Recently I’ve taken a step away from social media, which has mostly been refreshing. My attention settling on objects other than the rapid fire of jokes and discourse is worth the tradeoff of feeling more connected to a lot of people who I don’t really know, and in this regard Bluesky isn’t so different than Twitter (now X?) was. One downside is that I still have opinions I want to share with the world and without the ability to fire off a few posts like I’m venting steam, I am forced to accede to the life of the blogger.
I watched Barbie a couple nights ago. To get it out of the way, I admit it was incredibly funny, full of good performances, and visually very stylish. With the exception of whiffing the emotional climax and making a few wrong steps in the real world section of the movie, it’s a very well-made film.
It is also one of the most craven pieces of media I have had the displeasure of watching. On Letterboxd, there is a list of movies that Greta Gerwig offers as inspirations for Barbie, but there is a film that it shares a spirit with, despite wildly different levels of success as a film: Space Jam 2. The common trait is the nakedness of the ploy, the plainness of its goal as an advertisement, the audacity to sublimate art to advertisement so fully.

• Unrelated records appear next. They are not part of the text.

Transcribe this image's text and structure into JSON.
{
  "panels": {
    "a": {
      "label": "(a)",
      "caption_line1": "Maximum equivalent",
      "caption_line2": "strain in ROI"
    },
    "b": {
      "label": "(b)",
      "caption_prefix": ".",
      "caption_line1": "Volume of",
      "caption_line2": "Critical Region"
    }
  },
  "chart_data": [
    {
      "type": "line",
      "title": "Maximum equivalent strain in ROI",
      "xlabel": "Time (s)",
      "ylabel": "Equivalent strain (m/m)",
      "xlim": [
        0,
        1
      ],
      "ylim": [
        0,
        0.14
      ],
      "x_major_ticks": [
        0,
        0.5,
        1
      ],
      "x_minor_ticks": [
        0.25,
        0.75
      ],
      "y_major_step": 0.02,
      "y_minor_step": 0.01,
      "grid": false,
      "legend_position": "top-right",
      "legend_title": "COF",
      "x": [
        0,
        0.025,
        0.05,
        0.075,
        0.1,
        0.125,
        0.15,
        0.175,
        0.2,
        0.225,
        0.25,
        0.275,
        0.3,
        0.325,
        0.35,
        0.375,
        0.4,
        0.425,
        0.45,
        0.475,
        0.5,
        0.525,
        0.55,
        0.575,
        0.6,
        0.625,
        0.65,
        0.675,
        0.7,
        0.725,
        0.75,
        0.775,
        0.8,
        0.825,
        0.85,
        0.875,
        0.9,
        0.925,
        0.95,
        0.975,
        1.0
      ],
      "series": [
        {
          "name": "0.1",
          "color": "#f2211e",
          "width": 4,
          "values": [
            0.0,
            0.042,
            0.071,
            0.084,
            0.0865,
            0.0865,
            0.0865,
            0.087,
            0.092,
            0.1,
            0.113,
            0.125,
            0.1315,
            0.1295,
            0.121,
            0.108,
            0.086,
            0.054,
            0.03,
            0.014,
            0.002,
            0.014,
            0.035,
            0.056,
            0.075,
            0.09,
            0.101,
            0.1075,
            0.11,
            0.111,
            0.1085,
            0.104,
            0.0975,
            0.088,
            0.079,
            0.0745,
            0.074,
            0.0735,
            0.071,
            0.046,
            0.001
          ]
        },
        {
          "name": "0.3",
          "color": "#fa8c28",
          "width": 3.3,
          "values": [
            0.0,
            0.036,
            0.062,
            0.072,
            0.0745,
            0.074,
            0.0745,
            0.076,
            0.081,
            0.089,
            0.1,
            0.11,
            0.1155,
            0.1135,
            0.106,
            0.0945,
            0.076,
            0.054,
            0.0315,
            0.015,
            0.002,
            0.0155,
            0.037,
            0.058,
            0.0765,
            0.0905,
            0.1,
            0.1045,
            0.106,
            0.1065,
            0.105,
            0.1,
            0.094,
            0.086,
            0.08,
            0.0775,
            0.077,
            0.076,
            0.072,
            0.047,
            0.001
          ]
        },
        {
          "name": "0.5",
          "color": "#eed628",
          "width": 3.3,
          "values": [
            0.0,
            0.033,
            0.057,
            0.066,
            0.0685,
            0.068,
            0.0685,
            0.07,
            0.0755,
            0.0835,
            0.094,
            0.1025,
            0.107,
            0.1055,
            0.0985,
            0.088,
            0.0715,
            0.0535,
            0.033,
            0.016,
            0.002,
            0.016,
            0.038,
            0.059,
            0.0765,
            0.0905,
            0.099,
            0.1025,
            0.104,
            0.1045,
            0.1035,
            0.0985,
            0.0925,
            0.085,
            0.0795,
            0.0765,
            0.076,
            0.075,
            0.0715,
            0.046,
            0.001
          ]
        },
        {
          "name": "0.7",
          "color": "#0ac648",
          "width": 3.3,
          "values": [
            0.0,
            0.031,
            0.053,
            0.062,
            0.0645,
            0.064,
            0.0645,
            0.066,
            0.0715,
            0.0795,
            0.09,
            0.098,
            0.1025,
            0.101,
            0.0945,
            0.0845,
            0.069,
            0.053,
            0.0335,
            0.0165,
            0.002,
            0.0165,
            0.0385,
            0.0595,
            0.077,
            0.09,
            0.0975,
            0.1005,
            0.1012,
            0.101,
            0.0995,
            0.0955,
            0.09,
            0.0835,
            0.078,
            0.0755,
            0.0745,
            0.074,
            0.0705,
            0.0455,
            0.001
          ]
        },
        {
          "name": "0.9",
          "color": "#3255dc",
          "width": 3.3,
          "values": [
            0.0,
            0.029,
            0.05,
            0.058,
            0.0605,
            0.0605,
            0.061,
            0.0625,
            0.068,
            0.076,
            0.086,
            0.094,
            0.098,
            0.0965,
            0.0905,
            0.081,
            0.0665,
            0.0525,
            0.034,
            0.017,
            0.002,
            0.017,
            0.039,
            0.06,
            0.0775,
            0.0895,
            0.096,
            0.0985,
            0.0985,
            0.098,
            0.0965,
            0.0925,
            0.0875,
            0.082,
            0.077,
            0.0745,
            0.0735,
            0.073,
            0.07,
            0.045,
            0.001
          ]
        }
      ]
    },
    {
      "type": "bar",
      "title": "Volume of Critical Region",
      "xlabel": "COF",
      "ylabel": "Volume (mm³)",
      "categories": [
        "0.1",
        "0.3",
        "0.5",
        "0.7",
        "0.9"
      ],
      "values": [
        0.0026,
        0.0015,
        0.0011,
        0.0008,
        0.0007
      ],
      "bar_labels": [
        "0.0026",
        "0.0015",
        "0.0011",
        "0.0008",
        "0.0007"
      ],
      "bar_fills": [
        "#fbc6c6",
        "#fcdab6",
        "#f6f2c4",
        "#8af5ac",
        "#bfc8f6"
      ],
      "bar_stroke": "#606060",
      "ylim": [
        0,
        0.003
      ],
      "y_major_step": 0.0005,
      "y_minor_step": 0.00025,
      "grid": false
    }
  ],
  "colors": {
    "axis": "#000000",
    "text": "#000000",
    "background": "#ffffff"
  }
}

The difference, and what makes Barbie so repulsive to me, is the self-awareness with which it pursues the goal of absorbing the critiques of this toy that has worn out its welcome, of mythologizing its past and present and future. It says to the audience, “You know we’re doing this. We admit we’re doing this. We’ll make a joke out of the fact that we’re doing this, and you’re clever for seeing our aims. Laugh at us!”
That laughter doesn’t neutralize this aim, but instead neutralizes the critiquing audience. Appeals to the viewer’s cleverness and insight are, counter-intuitively, one of the most proven ways to get them to stop thinking, and Barbie’s seduction combines this with its brightly colored atmosphere to stun us into letting us brush away any inkling of its evil in exchange for fun. But the propaganda piece designed to relaunch this ailing brand is evil, even if it does so with a wink, and a wink reflected in a mirror, and a reflection of a reflection of a wink, and so on and so on until all you can see is how playful they’re being with it. That it so thoroughly incorporates its own critique to manipulate the viewer into accepting the goals of advertisement is what repulses me about Barbie, encapsulated in the moment that they included a full-on car commercial in the movie and I became queasy as I realized what, exactly, was in charge of the film.
Barbie sales are going to spike. Mattel is going to try to make more movies based on its toys. More directors will find their opportunities to make a movie constrained by what corporate IP is available to promote, and if Barbie proves anything, it’s that art can’t surround and overcome an advertisement. Barely muffled, the heart beats beneath the hot pink floorboards.
I do also want to briefly address the fact that so many queer people in particular are going to see this movie, and that it is particularly gay or trans. Campiness has long been an aesthetic of our people, and heightened performances of gender have been too. However, what homoeroticism exists in Barbie, exists for laughs, and, though the movie is about gender, it is not particularly about being transgender in any meaningful way. It can come as a surprise for those who spend our time gazing through gender as a primary way of untangling the world, but while a story about gender includes our own concerns, it is not necessarily about us. The sharp double-edge of femininity cuts through cis women as cleanly as it does trans women. It doesn’t have anything particularly interesting to say about either being gay or being trans, and doesn’t try to say much at all on that front. But I suppose pandering is the heart of all advertisement, and Barbie and its marketing campaign succeeded admirably on that front.
it makes me feel one thousand years old sometimes to remember coming of age in the, like, adbusters/culture jamming/anticonsumerist left of the 90s/early 2000s. there is a ton to criticize about those politics, but i feel so adrift when people i feel largely aligned with are so straightforwardly thrilled about stuff like this, so i am truly grateful for your well-articulated "THIS SUCKS ACTUALLY"
I have repeatedly failed to articulate what it is about Barbie that I so much distrust and dislike. My friends feel I am just trolling so thanks for this take, it made me feel somewhat sane again.